Le directeur de cette unité devait gérer un programme à haut risque qui fournissait des informations exploitables aux cadres supérieurs de la GRC, indique la description de poste de M. Ortis, déposée au tribunal dans le cadre d’un exposé conjoint des faits dans cette affaire.

Interrogé par la Couronne, M. Morris a expliqué aux jurés que l’unité de recherche opérationnelle avait été créée pour être complètement distincte des enquêtes criminelles. L’unité se concentrait exclusivement sur le développement de projets de recherche en matière de renseignement, dans le but d’informer les officiers supérieurs des menaces, a-t-il expliqué.

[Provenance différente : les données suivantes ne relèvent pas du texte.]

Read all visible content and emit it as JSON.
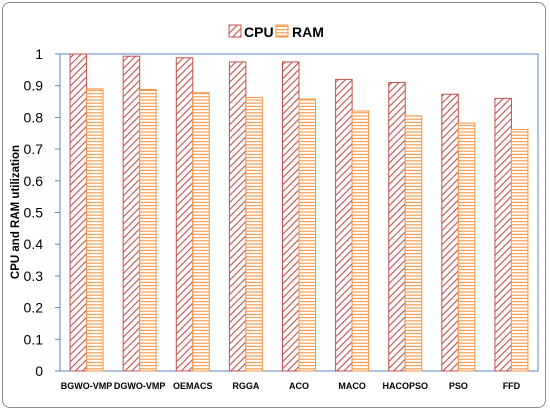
{
  "chart_data": {
    "type": "bar",
    "categories": [
      "BGWO-VMP",
      "DGWO-VMP",
      "OEMACS",
      "RGGA",
      "ACO",
      "MACO",
      "HACOPSO",
      "PSO",
      "FFD"
    ],
    "series": [
      {
        "name": "CPU",
        "values": [
          1.0,
          0.993,
          0.988,
          0.975,
          0.975,
          0.92,
          0.91,
          0.873,
          0.86
        ],
        "color": "#c0504d",
        "pattern": "diagonal-hatch"
      },
      {
        "name": "RAM",
        "values": [
          0.89,
          0.888,
          0.878,
          0.863,
          0.858,
          0.82,
          0.805,
          0.782,
          0.762
        ],
        "color": "#f79646",
        "pattern": "horizontal-lines"
      }
    ],
    "ylabel": "CPU and RAM utilization",
    "xlabel": "",
    "ylim": [
      0,
      1
    ],
    "yticks": [
      "0",
      "0.1",
      "0.2",
      "0.3",
      "0.4",
      "0.5",
      "0.6",
      "0.7",
      "0.8",
      "0.9",
      "1"
    ],
    "legend_position": "top-center",
    "grid": false
  }
}
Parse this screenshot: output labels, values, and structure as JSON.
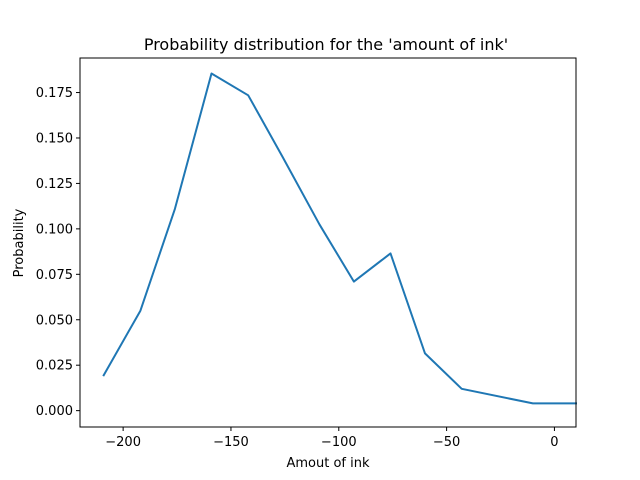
{
  "chart_data": {
    "type": "line",
    "title": "Probability distribution for the 'amount of ink'",
    "xlabel": "Amout of ink",
    "ylabel": "Probability",
    "xlim": [
      -220,
      10
    ],
    "ylim": [
      -0.009,
      0.194
    ],
    "x_ticks": [
      -200,
      -150,
      -100,
      -50,
      0
    ],
    "x_tick_labels": [
      "−200",
      "−150",
      "−100",
      "−50",
      "0"
    ],
    "y_ticks": [
      0.0,
      0.025,
      0.05,
      0.075,
      0.1,
      0.125,
      0.15,
      0.175
    ],
    "y_tick_labels": [
      "0.000",
      "0.025",
      "0.050",
      "0.075",
      "0.100",
      "0.125",
      "0.150",
      "0.175"
    ],
    "grid": false,
    "series": [
      {
        "color": "#1f77b4",
        "x": [
          -209,
          -192,
          -176,
          -159,
          -142,
          -126,
          -109,
          -93,
          -76,
          -60,
          -43,
          -10,
          10
        ],
        "y": [
          0.0195,
          0.055,
          0.111,
          0.1855,
          0.1735,
          0.1395,
          0.1025,
          0.071,
          0.0865,
          0.0315,
          0.012,
          0.004,
          0.004
        ]
      }
    ]
  }
}
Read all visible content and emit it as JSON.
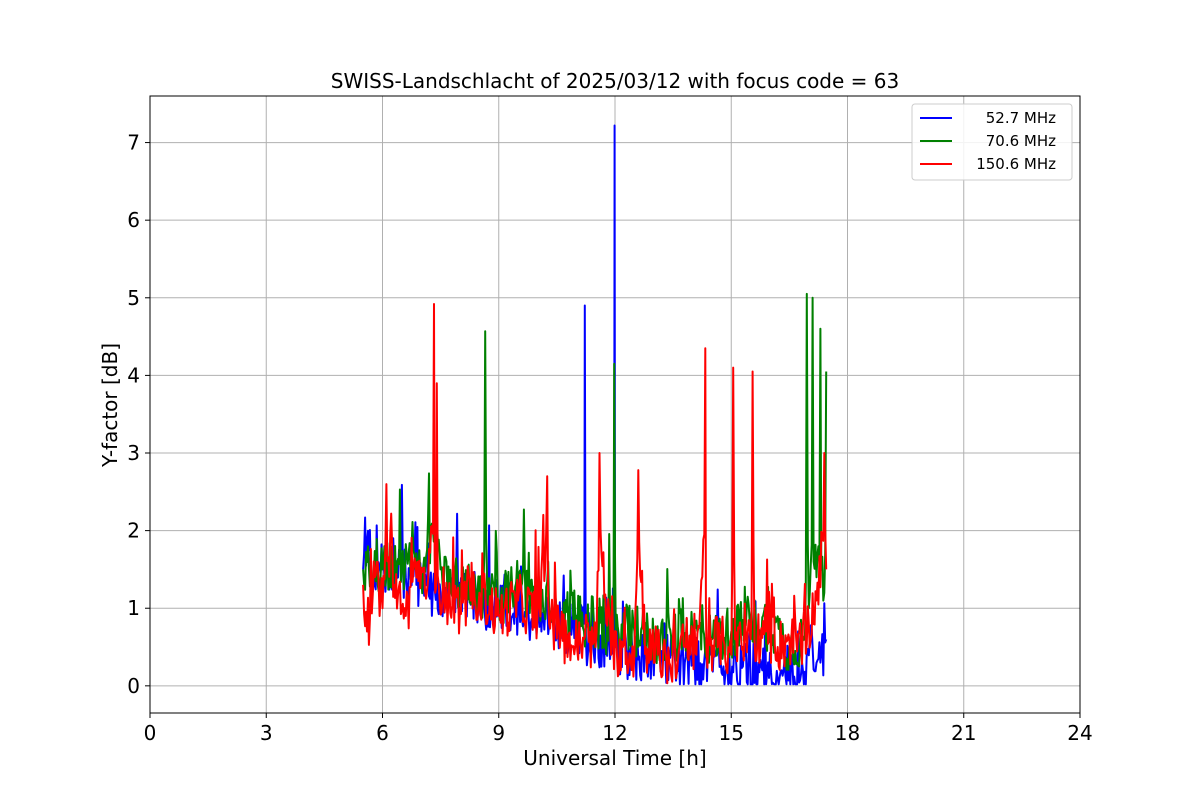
{
  "chart_data": {
    "type": "line",
    "title": "SWISS-Landschlacht of 2025/03/12 with focus code = 63",
    "xlabel": "Universal Time [h]",
    "ylabel": "Y-factor [dB]",
    "xlim": [
      0,
      24
    ],
    "ylim": [
      -0.35,
      7.6
    ],
    "xticks": [
      0,
      3,
      6,
      9,
      12,
      15,
      18,
      21,
      24
    ],
    "yticks": [
      0,
      1,
      2,
      3,
      4,
      5,
      6,
      7
    ],
    "grid": true,
    "legend_position": "top-right",
    "series": [
      {
        "name": "52.7 MHz",
        "color": "#0000ff",
        "x": [
          5.5,
          5.65,
          5.8,
          6.0,
          6.3,
          6.6,
          7.0,
          7.5,
          8.0,
          8.5,
          9.0,
          9.5,
          10.0,
          10.5,
          11.0,
          11.2,
          11.22,
          11.25,
          11.5,
          11.97,
          11.99,
          12.01,
          12.3,
          12.8,
          13.3,
          13.8,
          14.3,
          14.8,
          15.3,
          15.8,
          16.3,
          16.8,
          17.1,
          17.3,
          17.45
        ],
        "y": [
          1.5,
          1.75,
          1.3,
          1.5,
          1.6,
          1.4,
          1.3,
          1.2,
          1.2,
          1.1,
          1.0,
          1.0,
          0.9,
          0.8,
          0.7,
          0.8,
          4.9,
          0.6,
          0.6,
          0.5,
          7.22,
          0.5,
          0.4,
          0.4,
          0.35,
          0.3,
          0.3,
          0.25,
          0.25,
          0.2,
          0.2,
          0.15,
          0.5,
          0.3,
          0.6
        ]
      },
      {
        "name": "70.6 MHz",
        "color": "#008000",
        "x": [
          5.5,
          5.7,
          6.0,
          6.5,
          7.0,
          7.4,
          7.5,
          8.0,
          8.6,
          8.65,
          8.7,
          9.0,
          9.5,
          10.0,
          10.3,
          10.5,
          11.0,
          11.5,
          11.95,
          11.98,
          12.02,
          12.5,
          13.0,
          13.5,
          14.0,
          14.5,
          15.0,
          15.5,
          16.0,
          16.5,
          16.9,
          16.95,
          17.0,
          17.1,
          17.2,
          17.3,
          17.4,
          17.45
        ],
        "y": [
          1.5,
          1.6,
          1.5,
          1.6,
          1.4,
          2.3,
          1.5,
          1.3,
          1.2,
          4.57,
          1.3,
          1.1,
          1.3,
          1.1,
          1.0,
          0.9,
          0.9,
          0.8,
          0.7,
          4.15,
          0.7,
          0.7,
          0.6,
          0.6,
          0.7,
          0.6,
          0.7,
          0.8,
          0.8,
          0.5,
          0.6,
          5.05,
          1.0,
          5.0,
          1.4,
          4.6,
          1.2,
          4.05
        ]
      },
      {
        "name": "150.6 MHz",
        "color": "#ff0000",
        "x": [
          5.5,
          5.6,
          5.8,
          6.0,
          6.1,
          6.3,
          6.6,
          6.9,
          7.1,
          7.33,
          7.36,
          7.4,
          7.45,
          7.7,
          8.0,
          8.5,
          9.0,
          9.5,
          10.0,
          10.25,
          10.3,
          10.6,
          10.9,
          11.2,
          11.5,
          11.6,
          11.9,
          12.2,
          12.5,
          12.6,
          12.8,
          13.1,
          13.4,
          13.8,
          14.1,
          14.33,
          14.36,
          14.7,
          15.0,
          15.05,
          15.1,
          15.3,
          15.5,
          15.55,
          15.6,
          15.9,
          16.2,
          16.5,
          16.8,
          17.0,
          17.2,
          17.4,
          17.45
        ],
        "y": [
          1.3,
          0.7,
          1.4,
          1.0,
          2.6,
          1.3,
          0.9,
          1.6,
          1.2,
          4.92,
          1.2,
          3.9,
          1.3,
          1.1,
          1.0,
          1.2,
          0.9,
          1.1,
          0.9,
          2.7,
          0.8,
          0.7,
          0.5,
          0.6,
          0.5,
          3.0,
          0.4,
          0.5,
          0.4,
          2.78,
          0.5,
          0.4,
          0.3,
          0.5,
          0.4,
          4.35,
          0.5,
          0.6,
          0.4,
          4.1,
          0.6,
          0.5,
          0.6,
          4.05,
          0.6,
          0.7,
          0.5,
          0.6,
          0.5,
          0.8,
          1.1,
          3.0,
          1.5
        ]
      }
    ]
  }
}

Les documents sensibles avec lesquels l’unité a travaillé ne pouvaient pas être utilisés dans des enquêtes criminelles en raison du risque de divulgation potentielle de ces renseignements lors d’un procès, a soutenu M. Morris.

Même si l’unité n’a pas contacté directement les cibles de l’enquête, cela impliquerait d’informer une série de supérieurs qui «devraient approuver cette action potentielle», a-t-il déclaré. Toute tromperie serait considérée par la politique de la GRC comme une opération d’infiltration, a ajouté M. Morris. «Il existe des règles très claires sur la manière dont les opérations d’infiltration peuvent être menées au sein de la GRC et sur les personnes qui peuvent mener ces opérations.»

Si l’unité de recherche opérationnelle voyait une opportunité pour une opération d’infiltration impliquant un contact avec une cible, elle en informerait le commissaire adjoint qui supervise l’unité et éventuellement le directeur général des opérations criminelles de la sécurité nationale, a-t-il expliqué.

Le directeur des opérations secrètes et l’officier des opérations criminelles concerné seraient également informés de l’éventuelle opération, a ajouté M. Morris. «Toute une série de breffages et d’approbations seraient alors nécessaires pour donner le feu vert, si je puis dire, à ce type d’action.»

M. Morris a parlé d’un tel effort en 2012, lorsqu’un plan a été élaboré et qu’un opérateur d’infiltration qualifié a été affecté. La recherche opérationnelle «n’avait rien à voir avec l’exécution réelle de ce plan, a-t-il déclaré. Notre objectif était d’identifier l’opportunité, et c’est tout.»

M. Morris a déclaré que l’unité était également impliquée dans l’identification des opportunités d’efforts de perturbation à l’étranger – des opérations visant à interférer avec les réseaux et les routines des criminels présumés pour leur nuire. 

L’unité de recherche opérationnelle partageait parfois des informations avec un agent de liaison de la GRC en poste à l’étranger, qui les transmettait ensuite à un partenaire policier local pour qu’il agisse contre une cible étrangère, a-t-il déclaré. Mais des membres de l’unité n’ont pas contacté directement les cibles choisies, a-t-il assuré.